[Artigo] - Limite de dados na internet fixa: um passo para trás das operadoras

Letícia Saturnino
Letícia Saturnino
Publicado em 12/04/2016 às 15:07
 Ilustração: Ronaldo/Editoria de Artes do JC
Ilustração: Ronaldo/Editoria de Artes do JC FOTO: Ilustração: Ronaldo/Editoria de Artes do JC

 Ilustração: Ronaldo/Editoria de Artes do JC Ilustração: Ronaldo/Editoria de Artes do JC

Não é de agora que as operadoras de internet de banda larga fixa falam em determinar um limite de consumo de dados para os usuários (a depender da velocidade contratada) e que, quando esse limite for atingido, o serviço será suspenso até o mês seguinte. A não ser que você contrate um pacote extra, como acontece com a internet móvel.

Eles dizem que isso é uma tendência mundial. E isso beneficiaria o usuário médio, que não consome tanto. Mentira. Sabe qual é a verdadeira tendência mundial? Todos nós consumiremos cada vez mais dados no futuro. A tendência mundial é a Internet das Coisas, onde tudo estará conectado.

Passou o tempo em que o chamado "usuário hardcore" baixava gigabytes de dados pelo torrent. Hoje, qualquer pessoa que curte assistir um episódio de sua série favorita na Netflix quando chega em casa do trabalho, consome - em média - 3 Gb por hora, se usar a resolução Full HD (Comum nas TVs modernas, ainda mais nas smarts). As TVs com 4K de resolução já estão ficando mais acessíveis - e mais conteúdo nessa qualidade está disponível. Sem falar em Youtube, Spotify e outros serviços por streaming.

Eu mesmo compro e recebo muitos jogos pelas plataformas digitais, tanto da Sony quanto da Microsoft. Um game da nova geração, como Quantum Break ou The Division, facilmente passam dos 40 Gb só para baixá-los e instalá-los no console - imaginem o quanto consomem para serem jogados online. Antigamente eu poderia ser considerado um usuário hardcore. Mas os parâmetros mudaram, e hoje me considero um usuário médio, que joga videogame e assiste filmes online.

O pessoal do Olho Vivo do JC conversou com algumas das entidades de proteção ao direito do consumidor. A Proteste entrou com ação civil pública. Para a coordenadora institucional da entidade, Maria Inês Dolci, "a web é um bem essencial hoje em dia. O Marco Civil afirma que o acesso só pode ser cortado em caso de débito”. Realmente está lá, no Capítulo II, artigo 7º: "O acesso à internet é essencial ao exercício da cidadania, e ao usuário são assegurados os seguintes direitos (...) não suspensão da conexão à internet, salvo por débito diretamente decorrente de sua utilização".

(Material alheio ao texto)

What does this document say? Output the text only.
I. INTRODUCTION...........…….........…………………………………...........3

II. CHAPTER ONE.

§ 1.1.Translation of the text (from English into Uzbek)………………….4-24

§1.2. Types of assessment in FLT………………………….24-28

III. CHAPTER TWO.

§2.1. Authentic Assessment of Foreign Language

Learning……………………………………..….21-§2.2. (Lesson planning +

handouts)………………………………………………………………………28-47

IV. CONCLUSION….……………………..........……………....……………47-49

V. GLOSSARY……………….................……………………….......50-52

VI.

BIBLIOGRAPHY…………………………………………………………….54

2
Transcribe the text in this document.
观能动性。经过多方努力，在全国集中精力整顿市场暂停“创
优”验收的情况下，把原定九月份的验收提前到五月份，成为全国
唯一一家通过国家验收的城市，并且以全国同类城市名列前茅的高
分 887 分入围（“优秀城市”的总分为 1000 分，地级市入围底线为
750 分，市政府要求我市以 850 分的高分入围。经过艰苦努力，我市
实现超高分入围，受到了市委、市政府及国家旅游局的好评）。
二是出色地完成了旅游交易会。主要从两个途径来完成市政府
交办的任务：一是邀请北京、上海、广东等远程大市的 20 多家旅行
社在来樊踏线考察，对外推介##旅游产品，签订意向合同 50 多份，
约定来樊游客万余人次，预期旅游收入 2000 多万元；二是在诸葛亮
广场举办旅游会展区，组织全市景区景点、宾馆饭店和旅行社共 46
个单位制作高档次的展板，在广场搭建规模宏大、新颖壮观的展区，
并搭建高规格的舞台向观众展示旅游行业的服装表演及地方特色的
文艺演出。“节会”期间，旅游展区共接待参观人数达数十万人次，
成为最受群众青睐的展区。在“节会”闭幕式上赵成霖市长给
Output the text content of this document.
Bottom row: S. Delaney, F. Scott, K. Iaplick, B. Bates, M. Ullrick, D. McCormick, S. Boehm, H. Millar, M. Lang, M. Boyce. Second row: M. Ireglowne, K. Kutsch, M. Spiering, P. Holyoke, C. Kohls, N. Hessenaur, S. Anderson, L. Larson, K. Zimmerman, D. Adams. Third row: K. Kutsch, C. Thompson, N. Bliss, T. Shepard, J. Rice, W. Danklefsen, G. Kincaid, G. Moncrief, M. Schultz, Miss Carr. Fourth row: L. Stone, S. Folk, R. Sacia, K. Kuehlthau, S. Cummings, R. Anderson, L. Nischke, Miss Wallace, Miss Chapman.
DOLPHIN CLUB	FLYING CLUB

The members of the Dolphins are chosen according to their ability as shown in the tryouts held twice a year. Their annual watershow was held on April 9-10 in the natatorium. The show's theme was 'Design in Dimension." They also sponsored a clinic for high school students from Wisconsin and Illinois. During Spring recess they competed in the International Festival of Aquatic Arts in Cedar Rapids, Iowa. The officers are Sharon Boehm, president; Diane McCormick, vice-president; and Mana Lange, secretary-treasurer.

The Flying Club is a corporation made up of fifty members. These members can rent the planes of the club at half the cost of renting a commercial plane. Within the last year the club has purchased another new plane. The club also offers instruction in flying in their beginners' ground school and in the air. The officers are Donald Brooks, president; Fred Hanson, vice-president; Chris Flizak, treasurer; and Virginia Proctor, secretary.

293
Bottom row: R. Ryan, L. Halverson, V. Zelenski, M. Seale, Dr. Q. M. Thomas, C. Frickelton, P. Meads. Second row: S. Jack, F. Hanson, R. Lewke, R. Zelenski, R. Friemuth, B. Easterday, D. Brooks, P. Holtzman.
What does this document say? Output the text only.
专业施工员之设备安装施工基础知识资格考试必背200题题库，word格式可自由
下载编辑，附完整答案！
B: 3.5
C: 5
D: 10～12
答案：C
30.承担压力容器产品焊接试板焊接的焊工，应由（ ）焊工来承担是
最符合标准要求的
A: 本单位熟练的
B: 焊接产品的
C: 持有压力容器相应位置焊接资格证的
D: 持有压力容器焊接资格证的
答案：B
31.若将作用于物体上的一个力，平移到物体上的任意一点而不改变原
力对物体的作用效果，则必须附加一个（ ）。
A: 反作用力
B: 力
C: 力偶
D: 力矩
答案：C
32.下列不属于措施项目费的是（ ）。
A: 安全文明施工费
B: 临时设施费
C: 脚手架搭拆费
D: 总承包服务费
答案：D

Para o Idec (Instituto Brasileiro de Defesa do Consumidor) o Código de Defesa do Consumidor e a Lei de Ordem Econômica também são afetados. “Essas mudanças foram feitas pelas três principais empresas de telefonia do País, a Oi, Vivo e Net, sem justificativa técnica, solicitada pelo Código de Defesa do Consumidor. Não existe problema de congestionamento de dados. Além disso, limita a concorrência, porque o cliente fica sem opções. Esta semana vamos protocolar ação judicial”, relata o pesquisador em Telecomunicações do Idec, Rafael Zanatta.

Uma petição online do site Avaaz contra a limitação na banda larga fixa já reúne mais de 360 mil assinaturas. O pleito foi criado no dia 22 do último mês. O abaixo-assinado será encaminhado à Vivo, GVT, Oi, NET, Claro, Anatel e ao Ministério Publico Federal (MPF).

Não podemos esquecer também que quase todas as operadoras de banda larga fixa brasileiras também são provedoras de TV por assinatura, e possuem seus próprios serviços que concorrem com a Netflix, por exemplo. Nos EUA, uma das maiores operadoras de internet fez um acordo com o serviço de streaming para que o consumo lá não seja cobrado.

O Ibidem fez uma análise das consequências da adoção dessa limitação que aponta problemas ainda mais graves do que eu ficar sem internet antes do dia 20 do mês. De acordo com o texto, esse modelo de negócios "aumentará ainda mais a desigualdade entre quem tem condições e quem não tem". Quem estourar seu limite do mês e não tiver como comprar mais dados, será - em última estância - um excluído digital. Pesquisadores que trabalham com grandes bancos de dados podem ter dificuldade para continuar seus trabalhos. Ninguém vai querer baixar as atualizações de segurança dos seus aplicativos. Até quando um amigo seu pedir a senha do seu wi-fi, você vai ter que responder: "não vai dar, cara. Estou quase no meu limite esse mês".